HOUSING BLOG WEEK. Duncan Stott: An Affordable Home

Duncan Stott, director of the affordable house price campaign PricedOut, explains what “affordable” should mean, how it simply does not apply to the current housing market – and what can be done about itIf_Blog_Week_PricedOut

What do we mean by an “affordable home”? On the one hand, the term is used by government as a catch-all term to describe housing provided at below-market rents and prices. But as the housing crisis has grown, even “affordable” housing schemes are often unaffordable to most.

To give meaning back to the word “affordable”, we should look at what it means at a fundamental level: a measure of how housing costs compare to people’s incomes. This creates a basic metric to assess the affordability of housing: take the average house price in a local area and divide it by the average local income.

Affordable no more

Whenever this calculation is carried out, alarm bells are raised. The UK as a whole is internationally classified as “seriously unaffordable”. The eye-watering cost of housing in London is notoriously extreme, but the capital is far from alone. Bristol, Brighton, Bournemouth, Oxford, Reading and Cambridge all have house prices at over 10 times the average annual income.

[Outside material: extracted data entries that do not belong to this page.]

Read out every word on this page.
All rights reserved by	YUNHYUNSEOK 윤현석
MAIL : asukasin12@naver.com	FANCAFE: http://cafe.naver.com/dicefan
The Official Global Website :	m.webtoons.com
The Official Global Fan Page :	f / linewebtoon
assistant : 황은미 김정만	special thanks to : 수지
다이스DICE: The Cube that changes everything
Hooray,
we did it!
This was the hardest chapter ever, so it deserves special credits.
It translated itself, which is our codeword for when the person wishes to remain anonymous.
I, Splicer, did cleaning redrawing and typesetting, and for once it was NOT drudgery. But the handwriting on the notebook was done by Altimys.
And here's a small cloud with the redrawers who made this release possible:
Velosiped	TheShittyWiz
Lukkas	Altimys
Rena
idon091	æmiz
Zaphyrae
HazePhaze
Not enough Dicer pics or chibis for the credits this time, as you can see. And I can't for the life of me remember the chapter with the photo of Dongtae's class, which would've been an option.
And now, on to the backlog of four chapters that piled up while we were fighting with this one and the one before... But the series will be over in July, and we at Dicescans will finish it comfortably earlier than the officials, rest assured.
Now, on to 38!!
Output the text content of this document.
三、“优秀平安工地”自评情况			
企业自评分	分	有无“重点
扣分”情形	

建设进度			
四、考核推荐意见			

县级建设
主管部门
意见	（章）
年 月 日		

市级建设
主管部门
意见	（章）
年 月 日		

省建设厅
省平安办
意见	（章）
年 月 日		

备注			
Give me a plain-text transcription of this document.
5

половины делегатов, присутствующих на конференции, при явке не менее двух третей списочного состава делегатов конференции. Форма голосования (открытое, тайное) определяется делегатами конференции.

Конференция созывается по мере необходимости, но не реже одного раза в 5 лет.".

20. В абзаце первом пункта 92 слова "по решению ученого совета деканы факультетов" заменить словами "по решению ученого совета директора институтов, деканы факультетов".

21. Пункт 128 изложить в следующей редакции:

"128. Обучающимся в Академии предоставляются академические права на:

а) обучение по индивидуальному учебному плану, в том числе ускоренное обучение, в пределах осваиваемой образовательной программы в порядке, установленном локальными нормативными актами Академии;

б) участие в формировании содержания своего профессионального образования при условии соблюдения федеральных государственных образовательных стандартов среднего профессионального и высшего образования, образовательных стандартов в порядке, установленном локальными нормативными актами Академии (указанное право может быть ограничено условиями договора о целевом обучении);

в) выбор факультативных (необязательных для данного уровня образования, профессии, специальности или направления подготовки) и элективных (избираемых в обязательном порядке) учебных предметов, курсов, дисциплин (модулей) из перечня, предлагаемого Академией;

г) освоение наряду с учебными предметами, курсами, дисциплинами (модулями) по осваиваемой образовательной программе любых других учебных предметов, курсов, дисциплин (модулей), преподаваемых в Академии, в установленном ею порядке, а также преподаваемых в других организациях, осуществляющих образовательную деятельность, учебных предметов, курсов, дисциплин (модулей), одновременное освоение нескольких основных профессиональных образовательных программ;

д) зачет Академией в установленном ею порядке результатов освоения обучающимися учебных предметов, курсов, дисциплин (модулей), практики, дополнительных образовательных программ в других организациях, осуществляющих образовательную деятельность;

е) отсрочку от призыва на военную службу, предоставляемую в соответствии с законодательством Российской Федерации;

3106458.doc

Let’s not forget rural areas either, where lower wages have no chance of competing with holiday homes and older buyers looking to spend the gains of their incredible house price inflation during their working life on a piece of the countryside for retirement. The most extreme examples of unaffordability are found in Cornwall, the Cotswolds and Cumbria.

Does this mean the housing markets in the rest of the UK are in good shape? The simple answer is no. Every region of the UK has now seen house prices exceed their pre-recession peak. Even after excluding London from the mix, house prices are up 90% since 2002, vastly outstripping the overall rate of inflation.

But affordability is also not just about house prices; it’s also about how much buyers are earning. Unfortunately the trend here has only exacerbated the problem. Real wages for younger workers are now down to the levels last seen in the 1980s.

In summary, first-time buyers are being stretched from both ends. Our pay hasn’t kept up with inflation, but house prices have outstripped inflation. The outcome is inevitable – as the latest Demographia housing affordability survey puts it bluntly: “There are no affordable housing markets in the United Kingdom.”

Within the power of a new government

But the future of the housing market isn’t inevitable. House prices are a direct result of government decisions. From the planning system which directly controls the supply of housing, to the regulation of mortgages which keeps a leash on how much debt pours into the market, we must demand action from the politicians who seek our votes in just two months’ time.

It’s for this reason that we are asking the next government to establish one simple target: an end to house price inflation. If house prices were to stabilise, it would allow pay to catch up, gradually bringing affordability back to first-time buyers.

Naturally we would love it if a house price crash came along this week, but we recognise that the government is never going to actively pursue a dramatic price fall. So instead, we are calling for the government to monitor house prices, and treat any sign of a rise in nominal house prices as a trigger to enact bolder action on housebuilding, property taxation and mortgage regulation.

Stable house prices would have wider advantages too. Take the housebuilding industry. We have a small number of big developers who battle over every scrap of land that has a chance of getting planning permission. They therefore are under pressure to pay high for land and then rely on further house price inflation to make a profit.

If developers knew that government was not going to allow further house price inflation, it would allow them to bid for development land at sustainable prices, and also help smaller builders to access this land too. The last decade has seen a backlog of 1 million homes that were needed but didn’t get built. A target of zero house price inflation would help get the homes we need built.

Demand for action

Will politicians ever adopt such a target? The latest official statistics show that first-time buyer house prices have actually been broadly flat for the last six months, but no politician has expressed an opinion on whether these recent trends are welcome. There is hope in the form of Grant Shapps, the Coalition government’s first Housing Minister, who spoke out favourably towards stable house prices. Unfortunately one of his successors, Kris Hopkins, rather went against the grain of this, suggesting that people who own a house should “expect the value to rise”.

Any party willing to push for stable house prices would find a warm reception from the public. Opinion polls show that a majority of people now think that rising house prices are bad for the country.

As the housing shortage grows and homeownership slumps, the problem of housing market affordability will only grow as the housing crisis hits increasingly higher earners. It’s high time for politicians to take action against rising house prices to meet the needs and aspirations of younger voters.